4.  Police Abuse During Raid on Car Theft Ring - A news item in the January 31 edition of La Jornada referred to a government raid on an auto theft ring at the San Isidro Ranch, San Andres Larrainzar municipality.  13 alleged criminals were detained. Several days later the Good Government Junta located in Oventic denounced that several Zapatistas were also detained in Magdalena La Paz autonomous municipality during that raid and taken to San Cristobal de las Casas. The Zapatistas were released through the intervention of Fray Bartolome Human Rights Center. One of the men detained also had his car impounded despite all of his papers being in order. Both physical and psychological abuses were reported. 

5.  Anti NAFTA Leader Arrested and Tortured -   On February 5, Felipe Hernandez Yuena was arrested by state authorities, charged with the crimes of rioting, rebellion and inciting violence.
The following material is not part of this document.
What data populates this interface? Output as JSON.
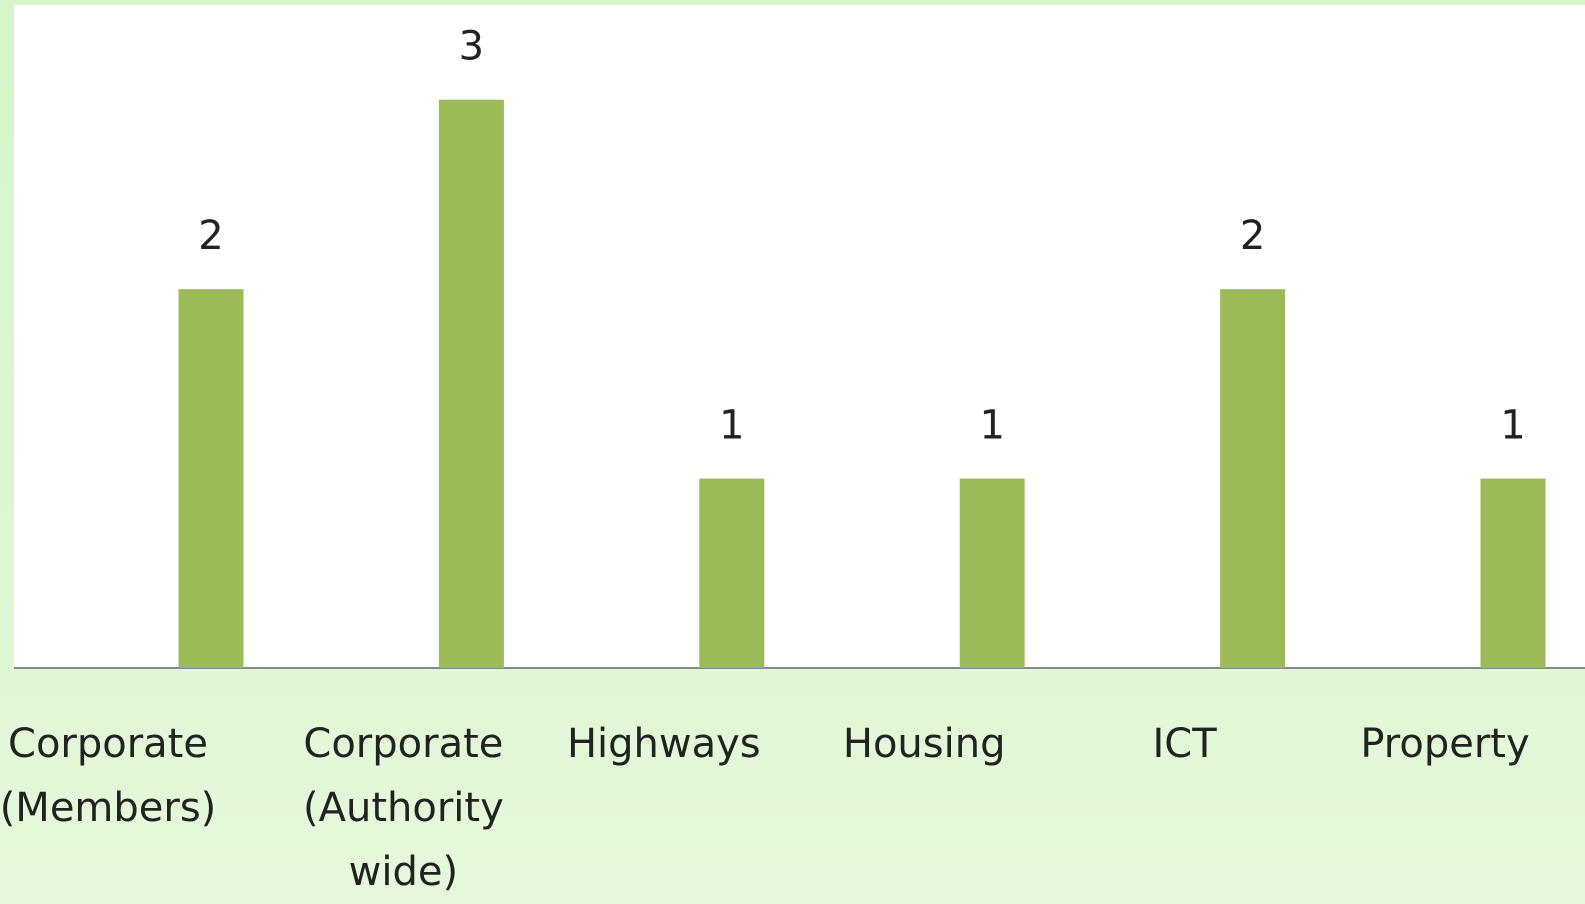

These charges arose from an anti NAFTA mobilization in the state capital on January 31.  Hernandez Yuena is one of the leaders of the anti NAFTA movement and was a speaker at the mobilization. He was released the next day showing signs of torture. He stated that he was tortured and then asked if he had anything to do with the Revolutionary Popular Army (EPR, its initials in Spanish), or if the EPR had anything to do with the January 31 anti NAFTA mobilization. Hernandez Yuena is a math teacher from Venustiano Carranza and has filed a criminal complaint against the responsible authorities. The Fray Bartolome Human Rights Center assisted both Hernández Yuena and his 6 year old son, who was also detained with his father, with filing the complaint.

6.  Perez Esquivel Files Complaint Against Opddic Members - Adolfo Perez Esquivel, winner of the Nobel Peace Prize and international president of Servicio, Paz y Justicia en América Latina (Serpaj-AL) filed a criminal complaint against five residents of the Agua Azul ejido who are members of the Opddic paramilitary group in that ejido. The complaint asked that an incident which occurred last December 30 be investigated, responsibility assigned and those responsible punished. Perez Esquivel was in Bolon Ajaw with an observation commission and the Center of Political Analysis and Social and Economic Investigation (CAPISE).  According to an article in La Jornada on February 9, the 5 accused threatened one of the women observers and brandished a pistol while the other paramilitaries let the air out of the tires of the observers’ vehicle. The delay in filing was caused by the difficulty of identifying the names of those accused and the process of editing the videotape made of the incident.  

7.  Bolon Ajaw On Alert and Threatened - On February 21, 5 state police entered Bolón Ajaw community, fired their weapons and beat two Zapatista women before leaving. They were accompanied by a reporter. Allegedly, in a paid newspaper ad, the government started the rumor that the reporter was really a Cisen (sort of like the FBI) agent,that the international observers “commanded” the Zapatistas and that the Zapatistas beat up the police. The Junta in Morelia said the reporter was civilian and no police were beaten. La Jornada visited Bolon Ajaw on February 25 and found the community besieged by helicopter flyovers at a low altitude and constant threats by its Opddic neighbors in the Agua Azul ejido. The access trail to Bolon Ajaw is blocked by wire and a ladder is required to climb over the wire fence.